Disclosure requirements and transparency through programs, such as fuel efficiency in automobiles and calorie labeling in restaurants, have been shown to shift producer and consumer behavior.
The same principles are also being applied to building energy use, where energy use reporting and open data impact market behavior and drive energy efficiency. The implications of the growing trend in disclosure policies are examined in a free session offered by ASHRAE at the 2014 AHR Expo.
ASHRAE’s 2014 Winter Conference takes place Jan. 18-22, 2014, New York. Held in conjunction with the 2014 Winter Conference is the International Air-Conditioning, Heating, Refrigerating Exposition, Jan. 21-23, 2014.
ASHRAE’s AHR Expo Session, “Trends in Building Energy Disclosure: Increasing Energy Efficiency without Retrofits,” takes place from 3-4 p.m., Tuesday, Jan. 21, in the South Concourse, second level. No badge or ticked required. Attendees will earn 1 NY PDH, 1 AIA Learning Unit and 1 LEED AP credit.
Energy disclosure requirements, now required in seven U.S. cities and numerous European Union countries, require periodic reporting of energy consumption for certain buildings.
“The speakers will tackle the issue of building energy use on the large scale and what major cities are doing about it,” says Mike Eardley, P.E., seminar chair. “A cost effective solution is not major construction and new efficient equipment, but tuning up existing HVAC&R systems and verifying they are operating correctly. Occupant behavior also has a major impact. Attendees will learn the energy penalties associated with these issues. We also will discuss how city level energy disclosure requirements take a necessary first step in communicating energy use information in buildings so that corrective action can be taken.”
The seminar presents a new energy benchmarking model to support comparative energy performance evaluation across commercial buildings.
The study analyzes patterns of energy consumption across New York City buildings and models the determinants of building energy efficiency to establish a robust model for normalization across multiple characteristics. Energy efficiency has traditionally been achieved through physical retrofits. An alternative approach is presented that harnesses data from smart meters in an eco-informatic system and provides feedback to building occupants on their energy consumption.
Eardley said use of eco-informatic/eco-feedback systems offer a mechanism to close the feedback loop between occupants and energy consumption.
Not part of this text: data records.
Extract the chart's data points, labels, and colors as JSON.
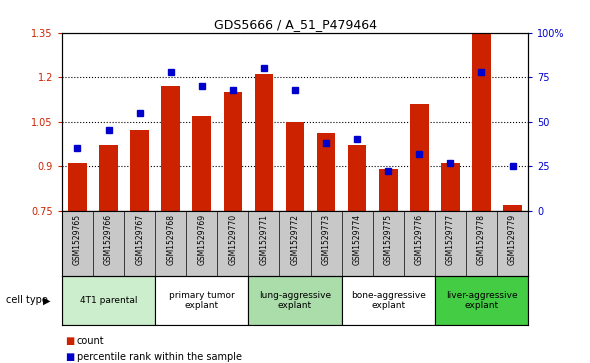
{
  "title": "GDS5666 / A_51_P479464",
  "samples": [
    "GSM1529765",
    "GSM1529766",
    "GSM1529767",
    "GSM1529768",
    "GSM1529769",
    "GSM1529770",
    "GSM1529771",
    "GSM1529772",
    "GSM1529773",
    "GSM1529774",
    "GSM1529775",
    "GSM1529776",
    "GSM1529777",
    "GSM1529778",
    "GSM1529779"
  ],
  "counts": [
    0.91,
    0.97,
    1.02,
    1.17,
    1.07,
    1.15,
    1.21,
    1.05,
    1.01,
    0.97,
    0.89,
    1.11,
    0.91,
    1.35,
    0.77
  ],
  "percentiles": [
    35,
    45,
    55,
    78,
    70,
    68,
    80,
    68,
    38,
    40,
    22,
    32,
    27,
    78,
    25
  ],
  "ylim_left": [
    0.75,
    1.35
  ],
  "ylim_right": [
    0,
    100
  ],
  "yticks_left": [
    0.75,
    0.9,
    1.05,
    1.2,
    1.35
  ],
  "yticks_right": [
    0,
    25,
    50,
    75,
    100
  ],
  "ytick_labels_right": [
    "0",
    "25",
    "50",
    "75",
    "100%"
  ],
  "bar_color": "#cc2200",
  "dot_color": "#0000cc",
  "bg_color": "#ffffff",
  "sample_bg_color": "#c8c8c8",
  "cell_types": [
    {
      "label": "4T1 parental",
      "start": 0,
      "end": 3,
      "color": "#cceecc"
    },
    {
      "label": "primary tumor\nexplant",
      "start": 3,
      "end": 6,
      "color": "#ffffff"
    },
    {
      "label": "lung-aggressive\nexplant",
      "start": 6,
      "end": 9,
      "color": "#aaddaa"
    },
    {
      "label": "bone-aggressive\nexplant",
      "start": 9,
      "end": 12,
      "color": "#ffffff"
    },
    {
      "label": "liver-aggressive\nexplant",
      "start": 12,
      "end": 15,
      "color": "#44cc44"
    }
  ],
  "legend_count_color": "#cc2200",
  "legend_pct_color": "#0000cc",
  "axis_label_color_left": "#cc2200",
  "axis_label_color_right": "#0000cc",
  "cell_type_label": "cell type"
}
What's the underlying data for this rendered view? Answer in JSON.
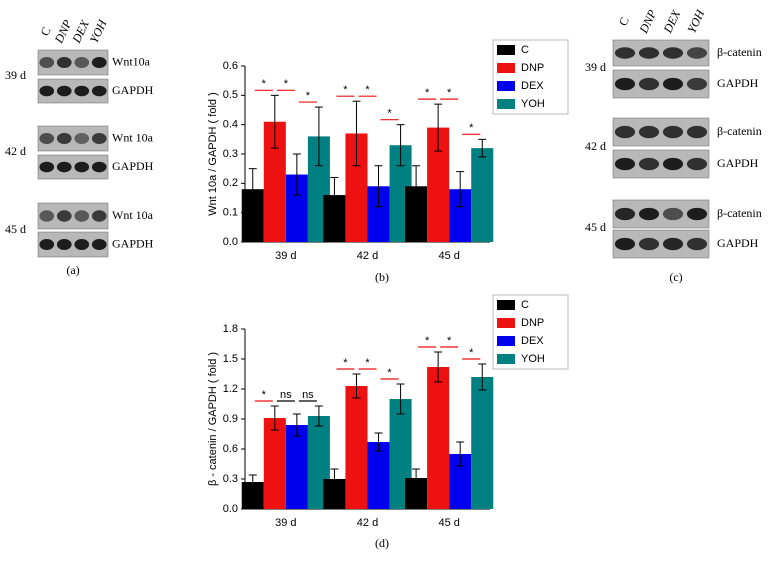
{
  "blots": [
    {
      "caption": "(a)",
      "lanes": [
        "C",
        "DNP",
        "DEX",
        "YOH"
      ],
      "days": [
        "39 d",
        "42 d",
        "45 d"
      ],
      "proteins": [
        "Wnt10a",
        "GAPDH",
        "Wnt 10a",
        "GAPDH",
        "Wnt 10a",
        "GAPDH"
      ]
    },
    {
      "caption": "(c)",
      "lanes": [
        "C",
        "DNP",
        "DEX",
        "YOH"
      ],
      "days": [
        "39 d",
        "42 d",
        "45 d"
      ],
      "proteins": [
        "β-catenin",
        "GAPDH",
        "β-catenin",
        "GAPDH",
        "β-catenin",
        "GAPDH"
      ]
    }
  ],
  "chart_data": [
    {
      "type": "bar",
      "caption": "(b)",
      "y_label": "Wnt 10a / GAPDH ( fold )",
      "categories": [
        "39 d",
        "42 d",
        "45 d"
      ],
      "series": [
        {
          "name": "C",
          "color": "#000000",
          "values": [
            0.18,
            0.16,
            0.19
          ],
          "errors": [
            0.07,
            0.06,
            0.07
          ]
        },
        {
          "name": "DNP",
          "color": "#ee1111",
          "values": [
            0.41,
            0.37,
            0.39
          ],
          "errors": [
            0.09,
            0.11,
            0.08
          ]
        },
        {
          "name": "DEX",
          "color": "#0000ee",
          "values": [
            0.23,
            0.19,
            0.18
          ],
          "errors": [
            0.07,
            0.07,
            0.06
          ]
        },
        {
          "name": "YOH",
          "color": "#008080",
          "values": [
            0.36,
            0.33,
            0.32
          ],
          "errors": [
            0.1,
            0.07,
            0.03
          ]
        }
      ],
      "comparisons": [
        [
          {
            "label": "*",
            "color": "#ee1111"
          },
          {
            "label": "*",
            "color": "#ee1111"
          },
          {
            "label": "*",
            "color": "#ee1111"
          }
        ],
        [
          {
            "label": "*",
            "color": "#ee1111"
          },
          {
            "label": "*",
            "color": "#ee1111"
          },
          {
            "label": "*",
            "color": "#ee1111"
          }
        ],
        [
          {
            "label": "*",
            "color": "#ee1111"
          },
          {
            "label": "*",
            "color": "#ee1111"
          },
          {
            "label": "*",
            "color": "#ee1111"
          }
        ]
      ],
      "ylim": [
        0,
        0.6
      ],
      "yticks": [
        {
          "value": 0,
          "label": "0.0"
        },
        0.1,
        0.2,
        0.3,
        0.4,
        0.5,
        0.6
      ]
    },
    {
      "type": "bar",
      "caption": "(d)",
      "y_label": "β - catenin / GAPDH ( fold )",
      "categories": [
        "39 d",
        "42 d",
        "45 d"
      ],
      "series": [
        {
          "name": "C",
          "color": "#000000",
          "values": [
            0.27,
            0.3,
            0.31
          ],
          "errors": [
            0.07,
            0.1,
            0.09
          ]
        },
        {
          "name": "DNP",
          "color": "#ee1111",
          "values": [
            0.91,
            1.23,
            1.42
          ],
          "errors": [
            0.12,
            0.12,
            0.15
          ]
        },
        {
          "name": "DEX",
          "color": "#0000ee",
          "values": [
            0.84,
            0.67,
            0.55
          ],
          "errors": [
            0.11,
            0.09,
            0.12
          ]
        },
        {
          "name": "YOH",
          "color": "#008080",
          "values": [
            0.93,
            1.1,
            1.32
          ],
          "errors": [
            0.1,
            0.15,
            0.13
          ]
        }
      ],
      "comparisons": [
        [
          {
            "label": "*",
            "color": "#ee1111"
          },
          {
            "label": "ns",
            "color": "#000000"
          },
          {
            "label": "ns",
            "color": "#000000"
          }
        ],
        [
          {
            "label": "*",
            "color": "#ee1111"
          },
          {
            "label": "*",
            "color": "#ee1111"
          },
          {
            "label": "*",
            "color": "#ee1111"
          }
        ],
        [
          {
            "label": "*",
            "color": "#ee1111"
          },
          {
            "label": "*",
            "color": "#ee1111"
          },
          {
            "label": "*",
            "color": "#ee1111"
          }
        ]
      ],
      "ylim": [
        0,
        1.8
      ],
      "yticks": [
        {
          "value": 0,
          "label": "0.0"
        },
        0.3,
        0.6,
        0.9,
        1.2,
        1.5,
        1.8
      ]
    }
  ]
}
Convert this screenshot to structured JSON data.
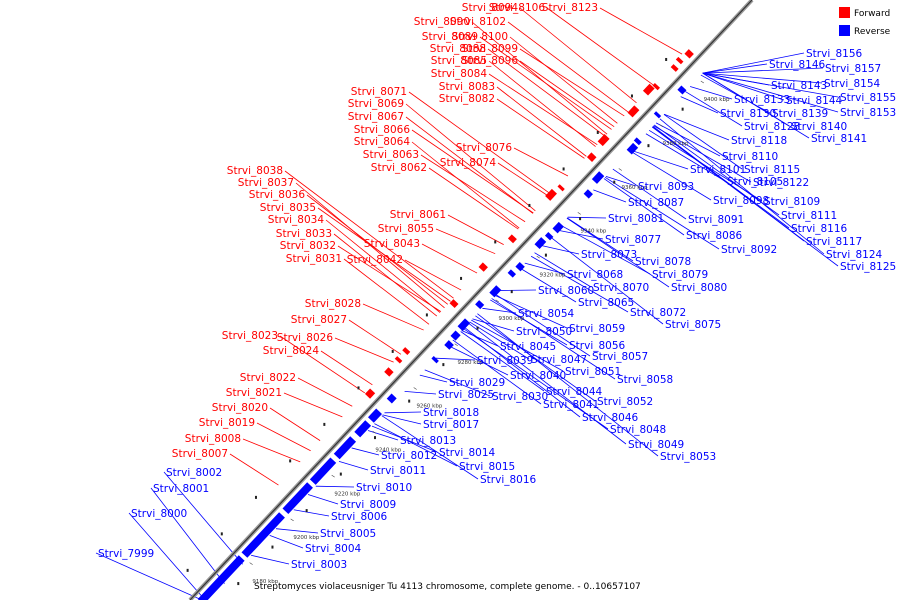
{
  "caption": "Streptomyces violaceusniger Tu 4113 chromosome, complete genome. - 0..10657107",
  "legend": [
    {
      "label": "Forward",
      "color": "#ff0000"
    },
    {
      "label": "Reverse",
      "color": "#0000ff"
    }
  ],
  "colors": {
    "forward": "#ff0000",
    "reverse": "#0000ff",
    "backbone": "#888888"
  },
  "ticks": [
    "9180 kbp",
    "9200 kbp",
    "9220 kbp",
    "9240 kbp",
    "9260 kbp",
    "9280 kbp",
    "9300 kbp",
    "9320 kbp",
    "9340 kbp",
    "9360 kbp",
    "9380 kbp",
    "9400 kbp"
  ],
  "forward_labels": [
    "Strvi_8094",
    "Strvi_8106",
    "Strvi_8123",
    "Strvi_8090",
    "Strvi_8102",
    "Strvi_8089",
    "Strvi_8100",
    "Strvi_8088",
    "Strvi_8099",
    "Strvi_8085",
    "Strvi_8096",
    "Strvi_8084",
    "Strvi_8083",
    "Strvi_8082",
    "Strvi_8071",
    "Strvi_8069",
    "Strvi_8067",
    "Strvi_8066",
    "Strvi_8064",
    "Strvi_8076",
    "Strvi_8063",
    "Strvi_8074",
    "Strvi_8062",
    "Strvi_8038",
    "Strvi_8037",
    "Strvi_8036",
    "Strvi_8035",
    "Strvi_8034",
    "Strvi_8061",
    "Strvi_8055",
    "Strvi_8033",
    "Strvi_8043",
    "Strvi_8032",
    "Strvi_8031",
    "Strvi_8042",
    "Strvi_8028",
    "Strvi_8027",
    "Strvi_8023",
    "Strvi_8026",
    "Strvi_8024",
    "Strvi_8022",
    "Strvi_8021",
    "Strvi_8020",
    "Strvi_8019",
    "Strvi_8008",
    "Strvi_8007"
  ],
  "reverse_labels": [
    "Strvi_8002",
    "Strvi_8001",
    "Strvi_8000",
    "Strvi_7999",
    "Strvi_8156",
    "Strvi_8146",
    "Strvi_8157",
    "Strvi_8154",
    "Strvi_8143",
    "Strvi_8155",
    "Strvi_8133",
    "Strvi_8144",
    "Strvi_8130",
    "Strvi_8139",
    "Strvi_8153",
    "Strvi_8128",
    "Strvi_8140",
    "Strvi_8118",
    "Strvi_8141",
    "Strvi_8110",
    "Strvi_8101",
    "Strvi_8115",
    "Strvi_8105",
    "Strvi_8122",
    "Strvi_8093",
    "Strvi_8098",
    "Strvi_8109",
    "Strvi_8087",
    "Strvi_8111",
    "Strvi_8081",
    "Strvi_8091",
    "Strvi_8116",
    "Strvi_8077",
    "Strvi_8086",
    "Strvi_8117",
    "Strvi_8092",
    "Strvi_8124",
    "Strvi_8073",
    "Strvi_8125",
    "Strvi_8078",
    "Strvi_8068",
    "Strvi_8079",
    "Strvi_8070",
    "Strvi_8080",
    "Strvi_8060",
    "Strvi_8065",
    "Strvi_8054",
    "Strvi_8072",
    "Strvi_8075",
    "Strvi_8050",
    "Strvi_8059",
    "Strvi_8045",
    "Strvi_8056",
    "Strvi_8039",
    "Strvi_8047",
    "Strvi_8057",
    "Strvi_8051",
    "Strvi_8029",
    "Strvi_8040",
    "Strvi_8058",
    "Strvi_8044",
    "Strvi_8025",
    "Strvi_8030",
    "Strvi_8041",
    "Strvi_8052",
    "Strvi_8018",
    "Strvi_8046",
    "Strvi_8017",
    "Strvi_8048",
    "Strvi_8013",
    "Strvi_8049",
    "Strvi_8014",
    "Strvi_8012",
    "Strvi_8053",
    "Strvi_8015",
    "Strvi_8011",
    "Strvi_8016",
    "Strvi_8010",
    "Strvi_8009",
    "Strvi_8006",
    "Strvi_8005",
    "Strvi_8004",
    "Strvi_8003"
  ]
}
Reductions of 5 to 15 percent have been noted with such systems.
“Most importantly, the use of such systems has been shown to be extremely cost effective in comparison with other energy efficiency initiatives,” he said.
- “Building a Better Benchmark: Lessons from New York City’s Local Law 84 Energy Disclosure Data,” Constantine Kontokosta, Ph.D., P.E., NYU Center for the Sustainable Built Environment, New York, N.Y.
- “Encouraging Energy Efficient Behavior of Building Occupants through Contextualized Feedback and Social Network Dynamics,” Rishee Jain, Ph.D., NYU Center for Urban Science and Progress, Brooklyn, N.Y.